Deeplina Banerjee
Afganistan’da yönetimi yeniden ele geçiren Taliban, ülkedeki kadınların, kız çocukların ve cinsel azınlıkların hayatını tehdit ediyor.
Dünya, Afganistan'ın devlet başkanı Eşref Gani’nin 15 Ağustos günü ülkeden kaçışını şaşkınlık içinde izledi. Taliban ülkenin başkenti Kabil’i işgal etti ve uluslararası haber kanalları ve sosyal medya, yaklaşmakta olan Taliban rejiminden umutsuz biçimde kaçmaya çalışan Afganların sarsıcı fotoğraflarıyla dolup taşmaya başladı.
Afganistan’da yaşanan insani kriz, küresel bağlamda insan haklarına büyük bir darbe indirilmesi anlamına geliyor.

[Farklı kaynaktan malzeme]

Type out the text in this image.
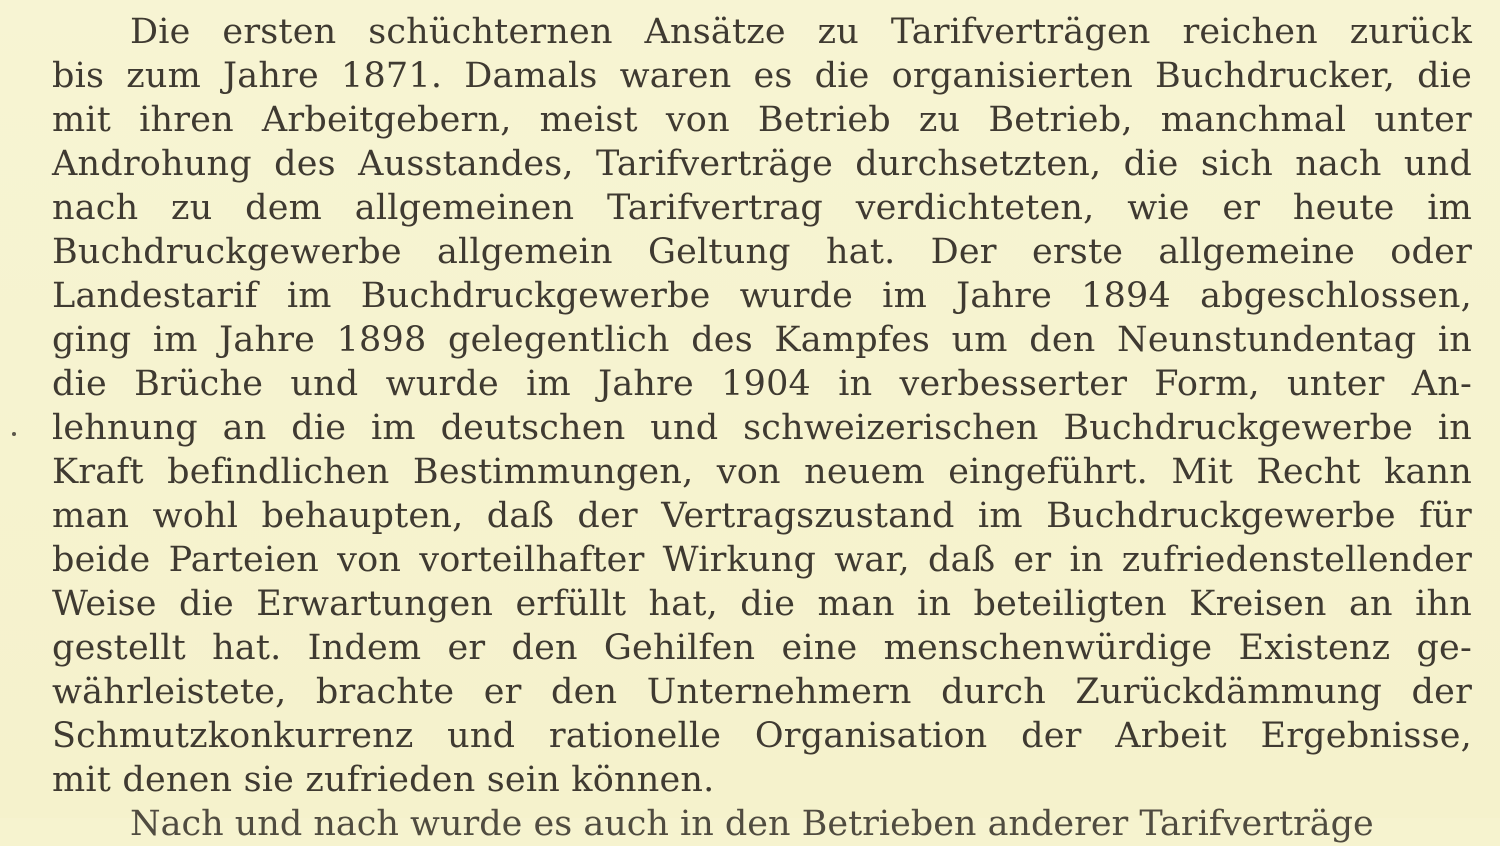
Die ersten schüchternen Ansätze zu Tarifverträgen reichen zurück
bis zum Jahre 1871. Damals waren es die organisierten Buchdrucker, die
mit ihren Arbeitgebern, meist von Betrieb zu Betrieb, manchmal unter
Androhung des Ausstandes, Tarifverträge durchsetzten, die sich nach und
nach zu dem allgemeinen Tarifvertrag verdichteten, wie er heute im
Buchdruckgewerbe allgemein Geltung hat. Der erste allgemeine oder
Landestarif im Buchdruckgewerbe wurde im Jahre 1894 abgeschlossen,
ging im Jahre 1898 gelegentlich des Kampfes um den Neunstundentag in
die Brüche und wurde im Jahre 1904 in verbesserter Form, unter An-
lehnung an die im deutschen und schweizerischen Buchdruckgewerbe in
Kraft befindlichen Bestimmungen, von neuem eingeführt. Mit Recht kann
man wohl behaupten, daß der Vertragszustand im Buchdruckgewerbe für
beide Parteien von vorteilhafter Wirkung war, daß er in zufriedenstellender
Weise die Erwartungen erfüllt hat, die man in beteiligten Kreisen an ihn
gestellt hat. Indem er den Gehilfen eine menschenwürdige Existenz ge-
währleistete, brachte er den Unternehmern durch Zurückdämmung der
Schmutzkonkurrenz und rationelle Organisation der Arbeit Ergebnisse,
mit denen sie zufrieden sein können.
Nach und nach wurde es auch in den Betrieben anderer Tarifverträge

Birleşmiş Milletler, ülkenin sivil kayıplar ve aşırı şiddet olaylarında bir artışa tanık olacağını açıkladı. Afganların yüzde 80’inden fazlası sürmekte olan çatışmalar yüzünden ülke içinde yerlerinden edilmiş durumda ve kız çocuklar, kadınlar ve cinsel azınlıklar kitlesel şiddet karşısında savunmasız durumda.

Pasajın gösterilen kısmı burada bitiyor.